In order not to allow the alienation of the assets assigned to the public domain and the goods with a social destination, the payment of the obligations to the state and other creditors with the mentioned goods, it is proposed to establish a special legal regime for them with the separate registration in the accounting records. It is proposed to extend the attributions of the board of directors of state and municipal enterprises.

Several industry experts' remarks show that some Moldovan state and municipal enterprises use the single-source procurement procedure to purchase goods and services: this generates significant risks, including potentially higher payments than market prices and a favorable environment for corruption.
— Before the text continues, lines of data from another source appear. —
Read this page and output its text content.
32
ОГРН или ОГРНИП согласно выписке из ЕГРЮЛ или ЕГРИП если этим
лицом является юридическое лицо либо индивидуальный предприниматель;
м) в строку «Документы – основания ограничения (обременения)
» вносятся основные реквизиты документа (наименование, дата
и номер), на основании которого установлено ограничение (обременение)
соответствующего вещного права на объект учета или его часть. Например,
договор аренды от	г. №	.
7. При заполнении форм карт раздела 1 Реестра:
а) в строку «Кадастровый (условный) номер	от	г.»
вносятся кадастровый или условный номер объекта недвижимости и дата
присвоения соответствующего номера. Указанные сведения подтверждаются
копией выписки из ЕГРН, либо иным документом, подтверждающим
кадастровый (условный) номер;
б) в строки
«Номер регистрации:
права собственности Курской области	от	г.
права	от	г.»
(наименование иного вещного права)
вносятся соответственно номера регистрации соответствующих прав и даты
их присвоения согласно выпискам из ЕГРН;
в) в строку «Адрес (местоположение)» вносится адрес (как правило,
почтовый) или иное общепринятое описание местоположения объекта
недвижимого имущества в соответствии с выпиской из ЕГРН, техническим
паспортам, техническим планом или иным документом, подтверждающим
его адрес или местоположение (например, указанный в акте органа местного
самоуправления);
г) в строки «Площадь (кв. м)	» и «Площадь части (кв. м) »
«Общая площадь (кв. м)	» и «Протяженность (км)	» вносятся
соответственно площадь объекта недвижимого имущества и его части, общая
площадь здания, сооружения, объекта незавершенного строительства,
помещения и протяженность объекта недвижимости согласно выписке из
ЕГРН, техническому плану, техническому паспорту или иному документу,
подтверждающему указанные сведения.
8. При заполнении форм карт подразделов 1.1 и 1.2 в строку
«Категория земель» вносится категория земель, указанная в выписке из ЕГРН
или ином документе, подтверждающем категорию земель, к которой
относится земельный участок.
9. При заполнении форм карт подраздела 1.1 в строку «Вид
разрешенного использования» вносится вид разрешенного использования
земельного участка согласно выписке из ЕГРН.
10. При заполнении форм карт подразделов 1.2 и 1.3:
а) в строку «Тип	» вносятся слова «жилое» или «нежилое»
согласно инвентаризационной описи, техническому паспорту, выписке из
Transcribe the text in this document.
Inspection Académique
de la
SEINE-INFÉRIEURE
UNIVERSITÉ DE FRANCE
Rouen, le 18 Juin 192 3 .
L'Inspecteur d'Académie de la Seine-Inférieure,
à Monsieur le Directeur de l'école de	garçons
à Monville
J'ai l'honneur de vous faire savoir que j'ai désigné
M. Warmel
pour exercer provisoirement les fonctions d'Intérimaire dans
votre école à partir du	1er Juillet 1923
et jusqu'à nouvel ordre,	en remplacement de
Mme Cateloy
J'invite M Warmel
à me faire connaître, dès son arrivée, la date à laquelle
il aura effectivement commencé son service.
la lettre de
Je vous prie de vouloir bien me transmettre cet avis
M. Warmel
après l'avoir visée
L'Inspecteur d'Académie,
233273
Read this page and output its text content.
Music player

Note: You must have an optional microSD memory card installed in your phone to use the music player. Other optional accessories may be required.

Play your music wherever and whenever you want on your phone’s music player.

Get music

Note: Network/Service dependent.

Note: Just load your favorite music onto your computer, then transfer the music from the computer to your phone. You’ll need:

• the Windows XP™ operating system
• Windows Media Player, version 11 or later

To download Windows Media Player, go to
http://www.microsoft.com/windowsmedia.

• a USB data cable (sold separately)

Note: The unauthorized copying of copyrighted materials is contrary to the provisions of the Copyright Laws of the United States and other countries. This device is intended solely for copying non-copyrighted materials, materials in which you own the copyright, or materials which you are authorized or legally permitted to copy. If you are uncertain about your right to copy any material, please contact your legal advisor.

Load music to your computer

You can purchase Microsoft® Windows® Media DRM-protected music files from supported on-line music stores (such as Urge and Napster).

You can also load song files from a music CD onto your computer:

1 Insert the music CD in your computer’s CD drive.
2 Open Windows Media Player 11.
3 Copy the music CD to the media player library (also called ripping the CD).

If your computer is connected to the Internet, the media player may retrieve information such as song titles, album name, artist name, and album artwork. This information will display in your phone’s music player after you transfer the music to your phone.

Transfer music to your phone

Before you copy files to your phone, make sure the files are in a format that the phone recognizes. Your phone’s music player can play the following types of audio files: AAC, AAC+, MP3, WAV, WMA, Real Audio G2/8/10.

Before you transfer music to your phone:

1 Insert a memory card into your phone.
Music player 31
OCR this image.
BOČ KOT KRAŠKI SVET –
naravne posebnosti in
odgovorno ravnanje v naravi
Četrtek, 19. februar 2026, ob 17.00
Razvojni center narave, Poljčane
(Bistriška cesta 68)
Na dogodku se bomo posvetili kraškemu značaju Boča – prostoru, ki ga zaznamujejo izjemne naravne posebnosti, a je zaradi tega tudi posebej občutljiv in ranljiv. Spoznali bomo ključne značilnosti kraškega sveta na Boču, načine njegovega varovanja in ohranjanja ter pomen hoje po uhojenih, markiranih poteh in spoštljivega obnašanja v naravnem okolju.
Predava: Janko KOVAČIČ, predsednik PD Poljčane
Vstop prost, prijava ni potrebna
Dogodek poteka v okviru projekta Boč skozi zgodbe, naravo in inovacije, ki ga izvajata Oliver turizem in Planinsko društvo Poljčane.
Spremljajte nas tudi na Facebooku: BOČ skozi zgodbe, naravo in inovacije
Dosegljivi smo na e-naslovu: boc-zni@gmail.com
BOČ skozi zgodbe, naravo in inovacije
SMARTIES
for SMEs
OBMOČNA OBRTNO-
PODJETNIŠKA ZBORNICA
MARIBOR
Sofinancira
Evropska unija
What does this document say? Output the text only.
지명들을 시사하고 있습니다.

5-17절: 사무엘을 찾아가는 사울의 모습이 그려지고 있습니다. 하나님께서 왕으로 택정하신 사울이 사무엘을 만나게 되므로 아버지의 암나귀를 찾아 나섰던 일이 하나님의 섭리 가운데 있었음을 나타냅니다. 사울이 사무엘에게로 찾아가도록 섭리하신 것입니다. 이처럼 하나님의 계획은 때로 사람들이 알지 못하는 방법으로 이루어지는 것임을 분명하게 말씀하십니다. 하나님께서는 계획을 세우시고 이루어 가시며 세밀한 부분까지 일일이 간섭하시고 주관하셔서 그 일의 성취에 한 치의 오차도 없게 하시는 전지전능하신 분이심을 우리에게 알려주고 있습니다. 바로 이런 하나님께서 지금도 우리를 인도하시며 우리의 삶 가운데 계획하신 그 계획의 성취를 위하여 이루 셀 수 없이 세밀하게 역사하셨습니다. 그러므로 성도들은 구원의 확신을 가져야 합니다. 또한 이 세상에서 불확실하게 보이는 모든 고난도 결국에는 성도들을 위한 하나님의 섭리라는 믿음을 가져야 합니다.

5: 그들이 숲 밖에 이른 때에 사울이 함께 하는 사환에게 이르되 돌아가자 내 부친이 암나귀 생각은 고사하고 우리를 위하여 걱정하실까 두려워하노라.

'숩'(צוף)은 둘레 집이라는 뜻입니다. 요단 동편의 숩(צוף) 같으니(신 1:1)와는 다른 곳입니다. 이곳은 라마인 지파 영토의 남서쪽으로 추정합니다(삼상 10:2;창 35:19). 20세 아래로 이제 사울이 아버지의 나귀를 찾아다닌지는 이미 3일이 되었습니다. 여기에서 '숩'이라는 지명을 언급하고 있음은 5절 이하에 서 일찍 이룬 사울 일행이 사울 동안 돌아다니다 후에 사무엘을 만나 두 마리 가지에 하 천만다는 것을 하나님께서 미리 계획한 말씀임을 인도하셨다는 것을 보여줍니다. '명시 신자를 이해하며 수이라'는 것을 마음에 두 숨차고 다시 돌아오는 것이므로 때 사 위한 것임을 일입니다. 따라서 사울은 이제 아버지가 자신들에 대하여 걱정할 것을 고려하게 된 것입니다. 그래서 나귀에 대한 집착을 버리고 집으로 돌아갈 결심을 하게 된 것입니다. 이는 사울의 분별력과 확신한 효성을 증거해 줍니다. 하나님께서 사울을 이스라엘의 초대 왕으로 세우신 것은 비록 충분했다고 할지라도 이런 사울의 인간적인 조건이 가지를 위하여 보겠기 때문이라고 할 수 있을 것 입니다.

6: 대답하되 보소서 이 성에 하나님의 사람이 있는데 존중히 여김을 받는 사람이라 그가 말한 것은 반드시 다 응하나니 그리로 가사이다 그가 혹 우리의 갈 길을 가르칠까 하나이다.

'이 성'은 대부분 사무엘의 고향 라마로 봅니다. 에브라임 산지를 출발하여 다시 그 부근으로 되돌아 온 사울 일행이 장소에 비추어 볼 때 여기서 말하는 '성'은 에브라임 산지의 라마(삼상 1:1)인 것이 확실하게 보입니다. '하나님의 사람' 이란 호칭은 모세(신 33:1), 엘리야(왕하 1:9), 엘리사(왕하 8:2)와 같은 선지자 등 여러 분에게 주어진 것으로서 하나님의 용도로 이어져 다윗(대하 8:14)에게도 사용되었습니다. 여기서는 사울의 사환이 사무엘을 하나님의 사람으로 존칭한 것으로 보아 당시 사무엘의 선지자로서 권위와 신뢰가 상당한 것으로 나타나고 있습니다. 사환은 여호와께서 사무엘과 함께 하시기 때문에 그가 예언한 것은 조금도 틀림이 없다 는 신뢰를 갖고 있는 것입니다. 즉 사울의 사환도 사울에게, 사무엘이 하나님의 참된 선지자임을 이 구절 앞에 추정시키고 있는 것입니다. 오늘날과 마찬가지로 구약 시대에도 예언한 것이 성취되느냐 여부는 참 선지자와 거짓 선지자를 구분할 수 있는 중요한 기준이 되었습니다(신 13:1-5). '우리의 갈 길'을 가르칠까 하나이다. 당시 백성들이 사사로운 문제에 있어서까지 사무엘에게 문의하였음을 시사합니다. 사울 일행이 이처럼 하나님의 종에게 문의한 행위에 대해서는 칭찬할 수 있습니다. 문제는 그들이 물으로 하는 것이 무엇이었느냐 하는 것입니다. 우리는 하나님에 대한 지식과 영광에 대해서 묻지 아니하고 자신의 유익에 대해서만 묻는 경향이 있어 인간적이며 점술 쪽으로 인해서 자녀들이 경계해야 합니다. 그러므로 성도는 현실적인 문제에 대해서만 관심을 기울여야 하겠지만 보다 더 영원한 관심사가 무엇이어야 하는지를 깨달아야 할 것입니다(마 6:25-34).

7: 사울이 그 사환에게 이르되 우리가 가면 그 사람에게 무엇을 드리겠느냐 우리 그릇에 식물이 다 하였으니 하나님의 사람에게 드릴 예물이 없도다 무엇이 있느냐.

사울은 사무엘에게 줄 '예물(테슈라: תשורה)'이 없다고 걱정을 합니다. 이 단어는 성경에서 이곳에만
In order to diminish this phenomenon in the project, it is foreseen that the government will be responsible for the elaboration of the Model Regulation on the purchase of goods, things and services at the state and municipal enterprise.

This project proposes the setting up of the censor commission within the state / municipal enterprises, which will exercise the control over the economic and financial activity of the enterprise on a semi-annual basis. At the same time, for the purpose of excluding agreements between two or more parties, through which certain rights, goods are transferred or a commercial exchange is made within the enterprise, the project includes provisions for governing the settlement of conflicts of interest transactions.

The necessity to include provisions on the voluntary dissolution of the state enterprise and the municipal enterprise results from the fact that currently, in the State Register of Legal Entities, there are about 320 state-owned enterprises uncontrolled by the founders, which do not work for many years, and usually, do not have any material goods.

There is the risk of state liability towards the obligations of the state-owned enterprise, arising from the jurisprudence of the European Court of Human Rights, the state is responsible for any debt of the enterprise. In order to observe the principle of maximum transparency in the activity of the state enterprise, the draft stipulates that the documents and the information are to be placed on the website of the enterprise, the founder and the Public Property Agency.